Юнги не обратили никакого внимания на моих дочерей. Пашка окинул взглядом свою морскую гвардию и заявил непоколебимо, не допуская возражений:
— Так мы пришли слушать про голубей.
Я уже знал через специальных вестовых, что мальчишек интересует один из фронтовых эпизодов, о котором я как-то упомянул в разговоре.
— Ну что ж, — согласился я. — Расскажу вам о разведчиках Ване и Жене и о голубях, которых они назвали Чук и Гек.
В это время Леночка вошла в комнату с целой грудой блюдечек и чашечек и стала расставлять их возле гостей.
Тогда Пашка сказал ей:
— Иди-ка ты, малявка, в куклы играй.
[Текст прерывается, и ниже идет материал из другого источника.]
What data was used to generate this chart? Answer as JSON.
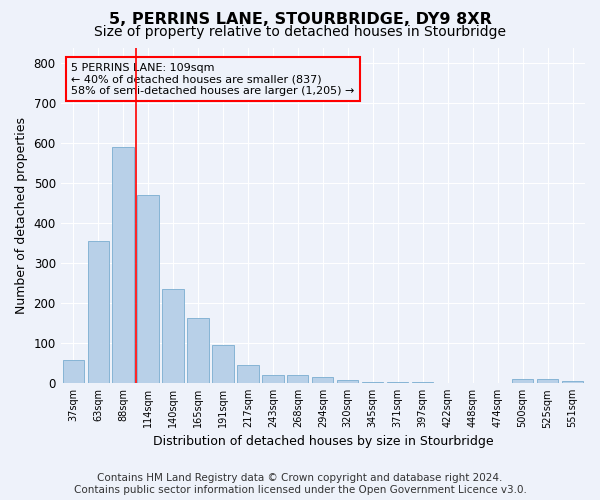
{
  "title": "5, PERRINS LANE, STOURBRIDGE, DY9 8XR",
  "subtitle": "Size of property relative to detached houses in Stourbridge",
  "xlabel": "Distribution of detached houses by size in Stourbridge",
  "ylabel": "Number of detached properties",
  "categories": [
    "37sqm",
    "63sqm",
    "88sqm",
    "114sqm",
    "140sqm",
    "165sqm",
    "191sqm",
    "217sqm",
    "243sqm",
    "268sqm",
    "294sqm",
    "320sqm",
    "345sqm",
    "371sqm",
    "397sqm",
    "422sqm",
    "448sqm",
    "474sqm",
    "500sqm",
    "525sqm",
    "551sqm"
  ],
  "values": [
    57,
    357,
    590,
    470,
    235,
    162,
    96,
    46,
    20,
    20,
    15,
    8,
    4,
    3,
    2,
    1,
    1,
    0,
    10,
    10,
    5
  ],
  "bar_color": "#b8d0e8",
  "bar_edge_color": "#7aadd0",
  "background_color": "#eef2fa",
  "grid_color": "#ffffff",
  "property_label": "5 PERRINS LANE: 109sqm",
  "annotation_line1": "← 40% of detached houses are smaller (837)",
  "annotation_line2": "58% of semi-detached houses are larger (1,205) →",
  "red_line_x": 2.5,
  "ylim": [
    0,
    840
  ],
  "yticks": [
    0,
    100,
    200,
    300,
    400,
    500,
    600,
    700,
    800
  ],
  "footer_line1": "Contains HM Land Registry data © Crown copyright and database right 2024.",
  "footer_line2": "Contains public sector information licensed under the Open Government Licence v3.0.",
  "title_fontsize": 11.5,
  "subtitle_fontsize": 10,
  "xlabel_fontsize": 9,
  "ylabel_fontsize": 9,
  "footer_fontsize": 7.5
}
Видишь, люди делом заняты.
Леночка пожала плечами, поглядела в потолок и сказала потолку:
— Противные мальчишки.
Из этого нетрудно заключить, что и ей когда-нибудь тоже будет шестнадцать лет.
— Так вот, — начал я, когда в комнате опять воцарилась тишина. — Было это, ребята, в лесах и болотах под Старой Руссой в самый разгар боев. Уже в июле сорок первого года мы остановили здесь врага и, закрепившись, сами стали переходить в контратаки.
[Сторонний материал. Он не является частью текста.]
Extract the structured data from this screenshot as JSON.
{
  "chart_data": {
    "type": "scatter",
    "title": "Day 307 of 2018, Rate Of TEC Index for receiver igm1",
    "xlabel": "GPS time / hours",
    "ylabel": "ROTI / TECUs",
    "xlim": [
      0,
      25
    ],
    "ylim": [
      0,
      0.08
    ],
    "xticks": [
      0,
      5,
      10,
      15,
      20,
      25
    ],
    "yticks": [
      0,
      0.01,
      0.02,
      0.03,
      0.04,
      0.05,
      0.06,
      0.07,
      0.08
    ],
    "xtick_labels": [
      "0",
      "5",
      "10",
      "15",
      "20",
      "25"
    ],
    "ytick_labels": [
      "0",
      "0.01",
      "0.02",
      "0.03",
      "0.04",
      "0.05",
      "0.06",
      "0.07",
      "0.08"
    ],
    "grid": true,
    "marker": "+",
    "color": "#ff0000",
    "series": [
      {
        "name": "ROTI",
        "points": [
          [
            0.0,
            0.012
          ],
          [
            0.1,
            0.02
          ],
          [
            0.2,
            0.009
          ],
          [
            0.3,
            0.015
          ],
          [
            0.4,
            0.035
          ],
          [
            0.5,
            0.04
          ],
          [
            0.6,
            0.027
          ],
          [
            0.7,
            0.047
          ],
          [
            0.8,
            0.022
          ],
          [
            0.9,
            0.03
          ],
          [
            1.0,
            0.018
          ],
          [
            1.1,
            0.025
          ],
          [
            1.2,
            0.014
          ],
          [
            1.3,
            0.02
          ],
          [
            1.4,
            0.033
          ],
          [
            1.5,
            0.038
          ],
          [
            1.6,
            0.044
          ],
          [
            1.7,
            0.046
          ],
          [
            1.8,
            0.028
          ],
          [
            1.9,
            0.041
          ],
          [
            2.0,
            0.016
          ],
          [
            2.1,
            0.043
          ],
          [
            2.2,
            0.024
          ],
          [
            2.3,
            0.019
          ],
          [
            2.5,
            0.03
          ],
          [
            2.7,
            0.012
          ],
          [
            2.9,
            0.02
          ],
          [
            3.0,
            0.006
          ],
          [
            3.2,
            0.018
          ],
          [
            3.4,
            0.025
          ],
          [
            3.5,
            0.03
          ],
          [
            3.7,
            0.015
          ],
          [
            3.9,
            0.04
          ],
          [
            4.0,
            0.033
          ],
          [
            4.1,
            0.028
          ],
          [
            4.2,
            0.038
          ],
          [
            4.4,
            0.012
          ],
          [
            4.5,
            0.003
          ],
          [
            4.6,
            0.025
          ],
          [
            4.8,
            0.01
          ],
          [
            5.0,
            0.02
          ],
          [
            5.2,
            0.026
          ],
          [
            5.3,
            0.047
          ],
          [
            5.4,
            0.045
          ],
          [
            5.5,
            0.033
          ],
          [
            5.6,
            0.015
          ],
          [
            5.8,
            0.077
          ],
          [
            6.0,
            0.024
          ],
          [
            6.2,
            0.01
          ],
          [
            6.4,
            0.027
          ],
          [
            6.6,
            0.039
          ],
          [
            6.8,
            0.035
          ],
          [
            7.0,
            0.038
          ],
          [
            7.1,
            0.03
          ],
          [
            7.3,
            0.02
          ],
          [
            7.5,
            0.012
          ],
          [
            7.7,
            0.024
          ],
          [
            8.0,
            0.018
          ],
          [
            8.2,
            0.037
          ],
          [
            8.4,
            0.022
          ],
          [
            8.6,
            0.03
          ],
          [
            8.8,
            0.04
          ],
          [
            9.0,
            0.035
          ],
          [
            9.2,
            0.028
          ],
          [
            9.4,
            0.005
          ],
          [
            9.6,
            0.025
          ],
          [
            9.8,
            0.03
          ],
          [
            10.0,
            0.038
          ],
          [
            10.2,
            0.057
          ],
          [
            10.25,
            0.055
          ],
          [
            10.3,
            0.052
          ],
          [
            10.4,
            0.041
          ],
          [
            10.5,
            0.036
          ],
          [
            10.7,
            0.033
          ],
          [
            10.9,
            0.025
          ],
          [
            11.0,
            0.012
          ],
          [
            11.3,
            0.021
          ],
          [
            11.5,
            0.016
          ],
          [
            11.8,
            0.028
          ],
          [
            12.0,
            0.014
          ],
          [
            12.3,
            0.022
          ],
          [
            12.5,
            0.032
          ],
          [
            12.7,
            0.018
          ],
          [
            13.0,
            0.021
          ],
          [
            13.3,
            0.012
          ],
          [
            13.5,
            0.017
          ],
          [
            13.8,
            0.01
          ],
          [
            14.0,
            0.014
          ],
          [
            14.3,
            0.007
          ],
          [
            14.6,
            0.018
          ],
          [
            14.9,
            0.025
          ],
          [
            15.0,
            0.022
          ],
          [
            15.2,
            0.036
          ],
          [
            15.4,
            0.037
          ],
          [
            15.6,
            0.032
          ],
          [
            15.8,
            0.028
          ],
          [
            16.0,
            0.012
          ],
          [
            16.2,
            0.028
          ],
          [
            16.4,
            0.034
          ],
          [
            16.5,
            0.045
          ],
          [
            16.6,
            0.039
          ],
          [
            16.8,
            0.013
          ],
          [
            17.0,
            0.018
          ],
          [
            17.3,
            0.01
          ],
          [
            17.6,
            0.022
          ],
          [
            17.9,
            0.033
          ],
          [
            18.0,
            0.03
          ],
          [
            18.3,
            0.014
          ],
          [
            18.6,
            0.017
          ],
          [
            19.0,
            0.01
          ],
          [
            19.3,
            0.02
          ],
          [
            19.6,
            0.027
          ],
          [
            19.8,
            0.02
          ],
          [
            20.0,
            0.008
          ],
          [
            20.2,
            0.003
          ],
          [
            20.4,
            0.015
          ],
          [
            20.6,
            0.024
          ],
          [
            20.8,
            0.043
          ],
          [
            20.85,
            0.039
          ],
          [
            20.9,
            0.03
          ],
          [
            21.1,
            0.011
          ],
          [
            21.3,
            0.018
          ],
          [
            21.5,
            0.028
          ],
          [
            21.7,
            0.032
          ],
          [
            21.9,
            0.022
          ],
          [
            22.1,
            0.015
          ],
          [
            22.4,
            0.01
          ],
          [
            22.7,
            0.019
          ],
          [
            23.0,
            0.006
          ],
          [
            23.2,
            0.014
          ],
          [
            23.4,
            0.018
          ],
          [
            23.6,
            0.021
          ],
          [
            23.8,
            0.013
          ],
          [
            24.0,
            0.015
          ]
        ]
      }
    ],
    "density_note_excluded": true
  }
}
В тылу у противника разворачивали боевые действия наши партизаны. Иногда они перебирались через линию фронта и сообщали командованию Красной Армии о силах и намерениях врага.
Однако тогда эта связь была еще плохо налажена — от случая к случаю. Раций многие отряды не имели.
В середине августа командующий одиннадцатой армией получил сведения, что в районе реки Ловать перейдут линию фронта храбрые партизанские разведчики братья Костровы.
Редакция поручила мне встретиться с ними и написать очерк в газету.
Я вышел к Ловати с работниками армейской разведки, очень смелыми и неразговорчивыми людьми, которых давно знал. Оба мои спутника несли по чемоданчику, курили одну папиросу за другой и молчали.
Ночью, когда мы достигли Ловати, выяснилось, что Костровы линию фронта не перешли. Что случилось?.. Неужели их схватили немцы?.. А может, братья подозревали, что за ними следят и, стараясь запутать врага, колесили по лесу? Все может быть...
Майор-разведчик пристально посмотрел на своего товарища и спросил:
— Что скажешь, капитан?
— Надо идти.
— Надо.
Больше они не проронили ни слова.
Мне стало ясно: командиры решили двигаться навстречу Костровым через линию фронта. Конечно же — были срочные дела, и следовало как можно скорее встретиться с братьями.
Я на один миг подумал: «А зачем мне идти?» — и сразу стало стыдно. «Как же так? А очерк для газеты? Не могу же явиться в редакцию с пустыми руками!».
Майор выстрелил в воздух двумя красными и двумя зелеными ракетами, и мы прилегли на жухлой травке в кустах.
Неподалеку, глухо вздыхая, гнала желтые воды Ловать. Земля на всем берегу была изрыта снарядами и бомбами; кустарник, в котором мы укрывались, тоже посечен осколками и пулеметными очередями.
На той стороне реки, по гребню небольших высот, змеились траншеи противника, горбились редкие дзоты.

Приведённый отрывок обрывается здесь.